Department of Chemistry, Quaid-i-Azam University, Islamabad, Pakistan.
Department of Physiology, University of Sindh, Jamshoro, Pakistan.
Chem Biol Drug Des. 2019 Feb;93(2):123-131. doi: 10.1111/cbdd.13352. Epub 2018 Dec 3.
A variety of 5-(2H-tetrazol-5-yl)-4-thioxo-2-(substituted phenyl)-4,5-dihydro-1,3-oxazin-6-ones (3a-k) have been synthesized from 1,3-oxazine-5-carbonitriles (2a-k). The protocol represents an efficient, facile, and novel route from easily available precursors to unprecedented structures that share 1,3-oxazine and tetrazole motifs of utmost value. All the synthesized compounds (3a-k) were evaluated for their inhibitory potential against mushroom tyrosinase. Results revealed that all examined 1,3-oxazine-tetrazole hybrids exhibited significant tyrosinase inhibitory activity while compound 3d having 2-bromophenyl moiety was the most potent among the series with IC value 0.0371 ± 0.0018 μM as compared to the reference kojic acid (IC = 16.832 ± 0.73 μM). Inhibitory kinetics showed that compound 3d behaves as a competitive inhibitor. The molecular docking analysis was performed against target protein to investigate the binding mode. Moreover, compounds 3j and 3k displayed superior DPPH radical scavenging activity than other analogues.

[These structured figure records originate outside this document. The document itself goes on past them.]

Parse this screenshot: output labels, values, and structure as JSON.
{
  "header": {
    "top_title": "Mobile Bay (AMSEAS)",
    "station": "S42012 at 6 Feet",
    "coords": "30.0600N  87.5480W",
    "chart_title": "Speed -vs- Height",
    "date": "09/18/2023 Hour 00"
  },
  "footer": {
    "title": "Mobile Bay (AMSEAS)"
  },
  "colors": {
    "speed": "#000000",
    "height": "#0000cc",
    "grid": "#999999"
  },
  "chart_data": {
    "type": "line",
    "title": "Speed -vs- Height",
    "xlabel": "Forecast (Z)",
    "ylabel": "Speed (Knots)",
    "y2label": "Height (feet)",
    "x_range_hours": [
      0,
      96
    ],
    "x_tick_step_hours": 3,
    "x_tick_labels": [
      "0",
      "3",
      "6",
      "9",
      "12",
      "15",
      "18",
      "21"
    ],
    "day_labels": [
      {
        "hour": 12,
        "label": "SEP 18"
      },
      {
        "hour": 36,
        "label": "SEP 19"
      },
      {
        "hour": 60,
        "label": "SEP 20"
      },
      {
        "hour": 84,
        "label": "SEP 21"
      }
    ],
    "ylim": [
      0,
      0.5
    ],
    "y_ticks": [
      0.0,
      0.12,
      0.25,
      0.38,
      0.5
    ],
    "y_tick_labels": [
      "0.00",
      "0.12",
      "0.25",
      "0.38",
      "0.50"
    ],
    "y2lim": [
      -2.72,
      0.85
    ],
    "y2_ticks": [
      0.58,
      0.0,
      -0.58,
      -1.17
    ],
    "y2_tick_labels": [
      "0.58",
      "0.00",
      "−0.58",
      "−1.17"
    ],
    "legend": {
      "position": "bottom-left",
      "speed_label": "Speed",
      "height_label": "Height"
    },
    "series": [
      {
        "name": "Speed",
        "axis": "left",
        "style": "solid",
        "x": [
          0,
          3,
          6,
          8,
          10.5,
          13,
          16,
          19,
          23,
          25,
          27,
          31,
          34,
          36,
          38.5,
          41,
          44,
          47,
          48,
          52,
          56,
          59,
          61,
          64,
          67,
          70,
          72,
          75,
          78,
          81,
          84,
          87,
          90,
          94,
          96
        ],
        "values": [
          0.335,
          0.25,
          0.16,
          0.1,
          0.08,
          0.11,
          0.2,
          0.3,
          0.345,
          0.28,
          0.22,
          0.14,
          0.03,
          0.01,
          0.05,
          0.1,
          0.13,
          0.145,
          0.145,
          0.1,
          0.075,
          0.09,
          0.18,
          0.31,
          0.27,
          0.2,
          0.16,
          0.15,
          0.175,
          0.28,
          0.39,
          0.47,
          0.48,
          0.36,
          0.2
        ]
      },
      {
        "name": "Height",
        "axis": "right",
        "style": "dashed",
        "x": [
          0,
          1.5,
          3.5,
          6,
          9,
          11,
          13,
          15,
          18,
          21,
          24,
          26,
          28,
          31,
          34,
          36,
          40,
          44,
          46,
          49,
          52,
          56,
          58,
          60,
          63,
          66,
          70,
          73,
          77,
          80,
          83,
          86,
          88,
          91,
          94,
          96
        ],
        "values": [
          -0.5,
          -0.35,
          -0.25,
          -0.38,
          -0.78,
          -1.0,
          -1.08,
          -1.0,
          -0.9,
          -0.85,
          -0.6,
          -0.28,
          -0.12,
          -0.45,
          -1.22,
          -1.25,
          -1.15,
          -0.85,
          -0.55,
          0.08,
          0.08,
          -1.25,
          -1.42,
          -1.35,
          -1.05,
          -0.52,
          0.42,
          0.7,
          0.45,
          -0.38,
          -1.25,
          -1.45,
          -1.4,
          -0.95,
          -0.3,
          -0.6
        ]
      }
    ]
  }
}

已经从 1,3-恶嗪-5-甲腈 (2a-k) 合成了各种 5-(2H-四唑-5-基)-4-硫代-2-(取代苯基)-4,5-二氢-1,3-恶嗪-6-酮 (3a-k)。该方案代表了一种从易得前体到前所未有的结构的高效、简便和新颖的途径,这些结构具有非常有价值的 1,3-恶嗪和四唑基序。所有合成的化合物 (3a-k) 都评估了它们对蘑菇酪氨酸酶的抑制潜力。结果表明,所有检查的 1,3-恶嗪-四唑杂合体均表现出显著的酪氨酸酶抑制活性,而具有 2-溴苯基部分的化合物 3d 是系列中最有效的,IC 值为 0.0371±0.0018μM,与参考曲酸 (IC = 16.832±0.73μM) 相比。抑制动力学表明,化合物 3d 表现为竞争性抑制剂。进行了针对目标蛋白的分子对接分析以研究结合模式。此外,化合物 3j 和 3k 显示出比其他类似物更高的 DPPH 自由基清除活性。